One of the obstacles impeding the development of this technology is the lack of suitable substrates for high quality materials having semi-polar and nonpolar orientations. Even though the growth of free-standing GaN substrates (homoepitaxy) could produce material of reasonable quality, the native nonpolar and semi-polar substrates are very expensive and small in size. On the other hand, GaN growth of semi-polar and nonpolar orientations on inexpensive, large-size foreign substrates (heteroepitaxy), including silicon (Si) and sapphire (Al2O3), usually leads to high density of extended defects (dislocations and stacking faults).
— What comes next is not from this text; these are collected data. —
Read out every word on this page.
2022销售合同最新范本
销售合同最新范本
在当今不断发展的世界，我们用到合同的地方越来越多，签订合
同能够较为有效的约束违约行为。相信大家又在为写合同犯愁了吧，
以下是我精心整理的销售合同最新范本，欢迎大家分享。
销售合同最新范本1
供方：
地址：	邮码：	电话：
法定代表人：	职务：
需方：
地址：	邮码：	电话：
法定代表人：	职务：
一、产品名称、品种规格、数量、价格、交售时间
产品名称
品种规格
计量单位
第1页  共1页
Therefore, it is imperative to explore approaches that allow the reduction of defect density in the semi-polar GaN layers grown on foreign substrates.
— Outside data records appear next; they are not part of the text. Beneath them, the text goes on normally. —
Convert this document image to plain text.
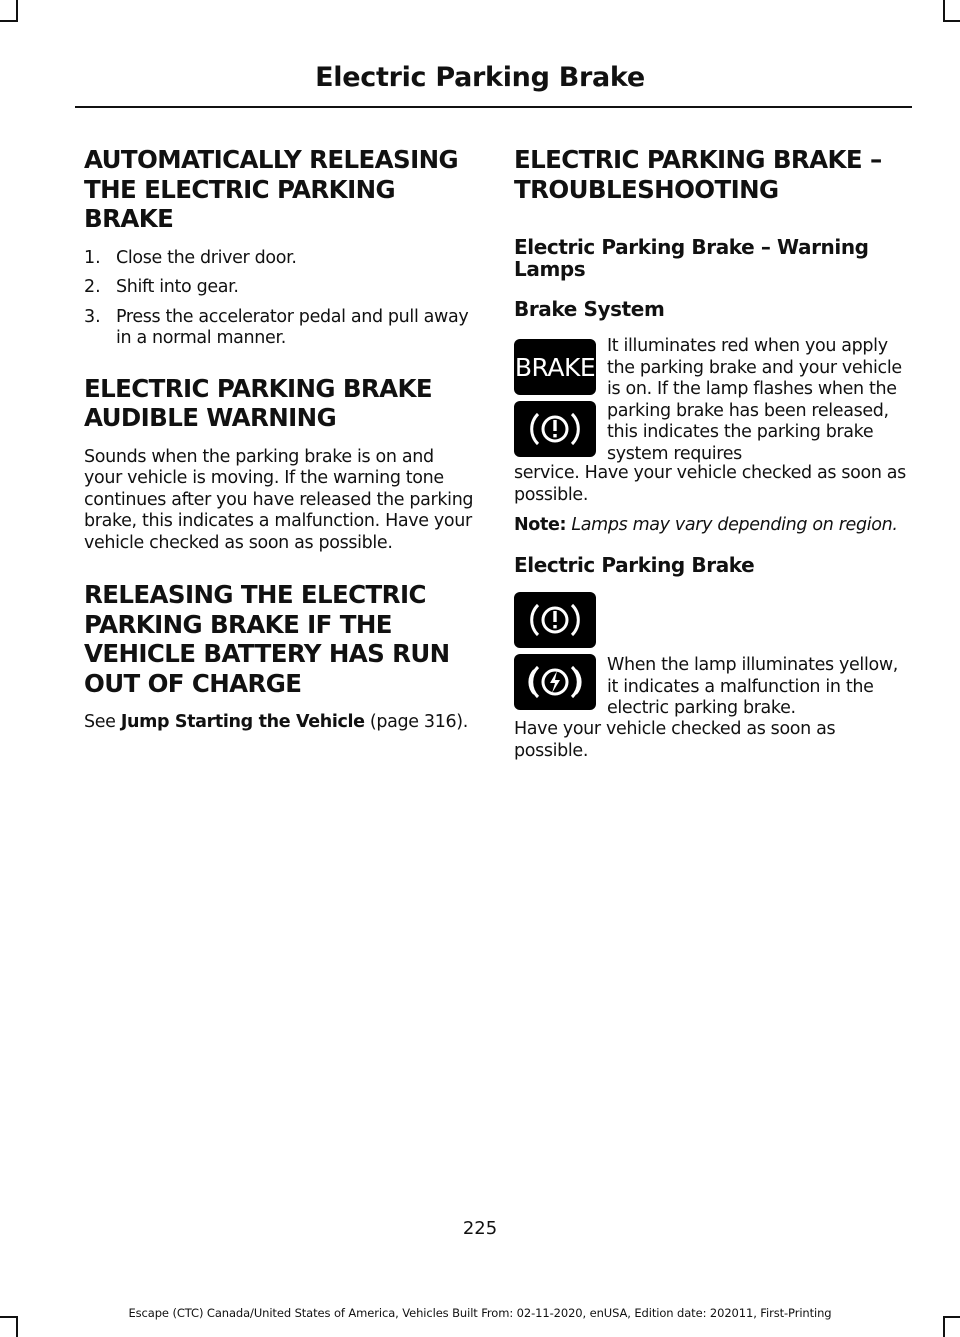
Electric Parking Brake
AUTOMATICALLY RELEASING
THE ELECTRIC PARKING
BRAKE
1. Close the driver door.
2. Shift into gear.
3. Press the accelerator pedal and pull away in a normal manner.
ELECTRIC PARKING BRAKE
AUDIBLE WARNING

Sounds when the parking brake is on and your vehicle is moving. If the warning tone continues after you have released the parking brake, this indicates a malfunction. Have your vehicle checked as soon as possible.

RELEASING THE ELECTRIC
PARKING BRAKE IF THE
VEHICLE BATTERY HAS RUN
OUT OF CHARGE

See Jump Starting the Vehicle (page 316).

ELECTRIC PARKING BRAKE –
TROUBLESHOOTING
Electric Parking Brake – Warning Lamps
Brake System
BRAKE

It illuminates red when you apply the parking brake and your vehicle is on. If the lamp flashes when the parking brake has been released, this indicates the parking brake system requires

service. Have your vehicle checked as soon as possible.

Note: Lamps may vary depending on region.

Electric Parking Brake

When the lamp illuminates yellow, it indicates a malfunction in the electric parking brake.

Have your vehicle checked as soon as possible.

225
Escape (CTC) Canada/United States of America, Vehicles Built From: 02-11-2020, enUSA, Edition date: 202011, First-Printing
In the presented work, I develop a cost-effective preparation technique of high performance light emitting structures (GaN-on-Si, and GaN-on-Sapphire technologies). Based on theoretical calculations predicting the maximum indium incorporation efficiency at θ ~ 62º (θ being the tilt angle of the orientation with respect to c-plane), I investigate (11-22) and (1-101) semi-polar orientations featured by θ = 58º and θ = 62º, respectively, as promising candidates for green emitters. The (11-22)-oriented GaN layers are grown on planar m-plane sapphire, while the semi-polar (1-101) GaN are grown on patterned Si (001).
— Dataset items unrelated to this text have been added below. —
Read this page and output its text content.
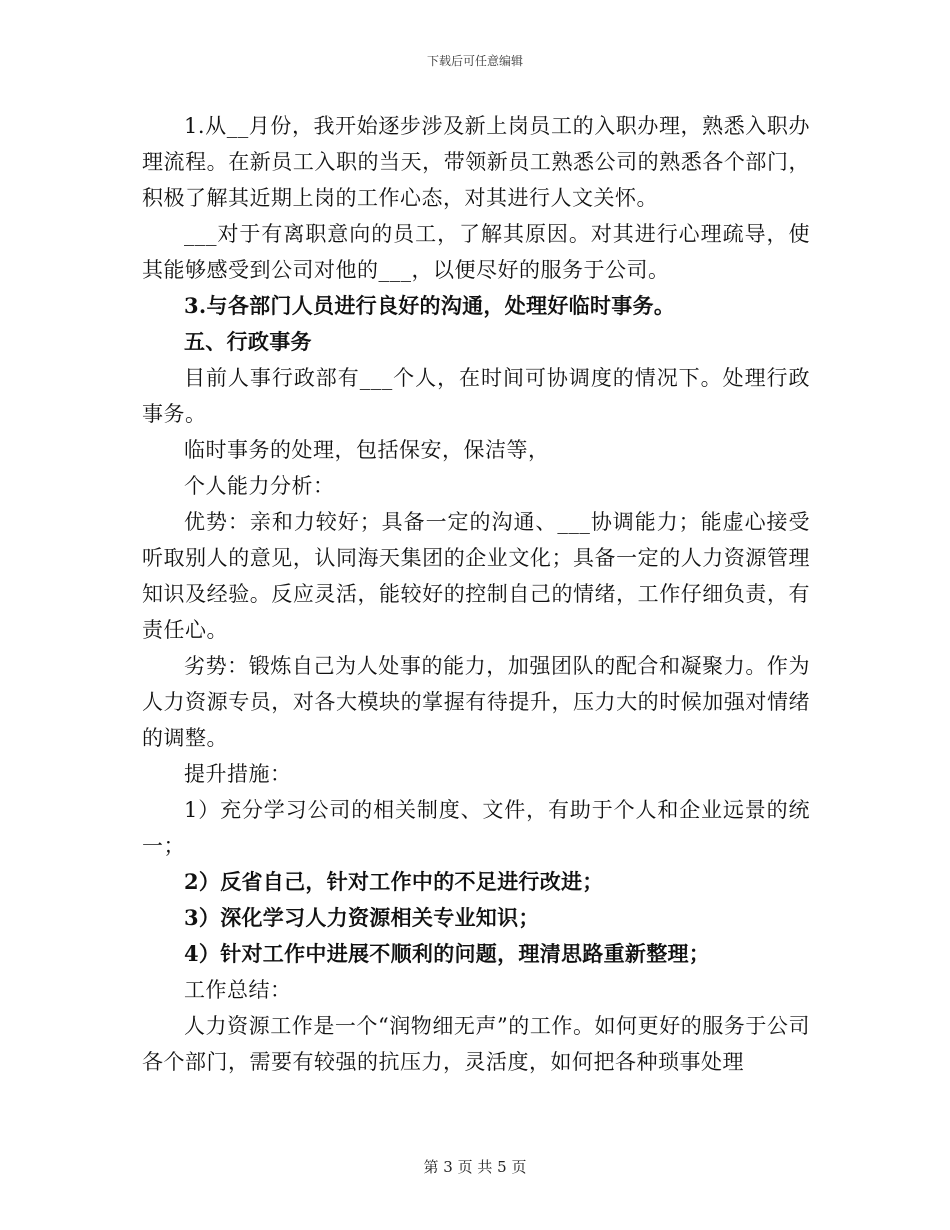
下载后可任意编辑

1.从__月份，我开始逐步涉及新上岗员工的入职办理，熟悉入职办理流程。在新员工入职的当天，带领新员工熟悉公司的熟悉各个部门，积极了解其近期上岗的工作心态，对其进行人文关怀。

___对于有离职意向的员工，了解其原因。对其进行心理疏导，使其能够感受到公司对他的___，以便尽好的服务于公司。

3.与各部门人员进行良好的沟通，处理好临时事务。

五、行政事务

目前人事行政部有___个人，在时间可协调度的情况下。处理行政事务。

临时事务的处理，包括保安，保洁等，

个人能力分析：

优势：亲和力较好；具备一定的沟通、___协调能力；能虚心接受听取别人的意见，认同海天集团的企业文化；具备一定的人力资源管理知识及经验。反应灵活，能较好的控制自己的情绪，工作仔细负责，有责任心。

劣势：锻炼自己为人处事的能力，加强团队的配合和凝聚力。作为人力资源专员，对各大模块的掌握有待提升，压力大的时候加强对情绪的调整。

提升措施：

1）充分学习公司的相关制度、文件，有助于个人和企业远景的统一；

2）反省自己，针对工作中的不足进行改进；

3）深化学习人力资源相关专业知识；

4）针对工作中进展不顺利的问题，理清思路重新整理；

工作总结：

人力资源工作是一个“润物细无声”的工作。如何更好的服务于公司各个部门，需要有较强的抗压力，灵活度，如何把各种琐事处理

第 3 页 共 5 页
The in-situ epitaxial lateral overgrowth techniques using SiNx nanoporous interlayers are utilized to improve the crystal quality of the layers. The data indicates the improvement of photoluminescence intensity by a factor of 5, as well as the improvement carrier lifetime by up to 85% by employing the in-situ ELO technique. The electronic and optoelectronic properties of these nonpolar and semi-polar planes include excitonic recombination dynamics, optical anisotropy, exciton localization, indium incorporation efficiency, defect-related optical activities, and some challenges associated with these new technologies are discussed. A polarized emission from GaN quantum wells (with a degree of polarization close to 58%) with low non-radiative components is demonstrated for semi-polar (1-101) structure grown on patterned Si (001). We also demonstrated that indium incorporation efficiency is around 20% higher for the semi-polar (11-22) InGaN quantum wells compared to its c-plane counterpart. The spatially resolved cathodoluminescence spectroscopy demonstrates the uniform distribution of indium in the growth plane. The uniformity of indium is also supported by the relatively low exciton localization energy of Eloc = 7meV at 15 K for these semi-polar (11-22) InGaN quantum wells compared to several other literature reports on c-plane. The excitons are observed to undergo radiative recombination in the quantum wells in basal-plane stacking faults at room temperature. The wurtzite/zincblende electronic band-alignment of BSFs is proven to be of type II using the time-resolved differential transmission (TRDT) method. The knowledge of band alignment and degree of carrier localization in BSFs are extremely important for evaluating their effects on device properties. Future research for better understanding and potential developments of the semi-polar LEDs is pointed out at the end.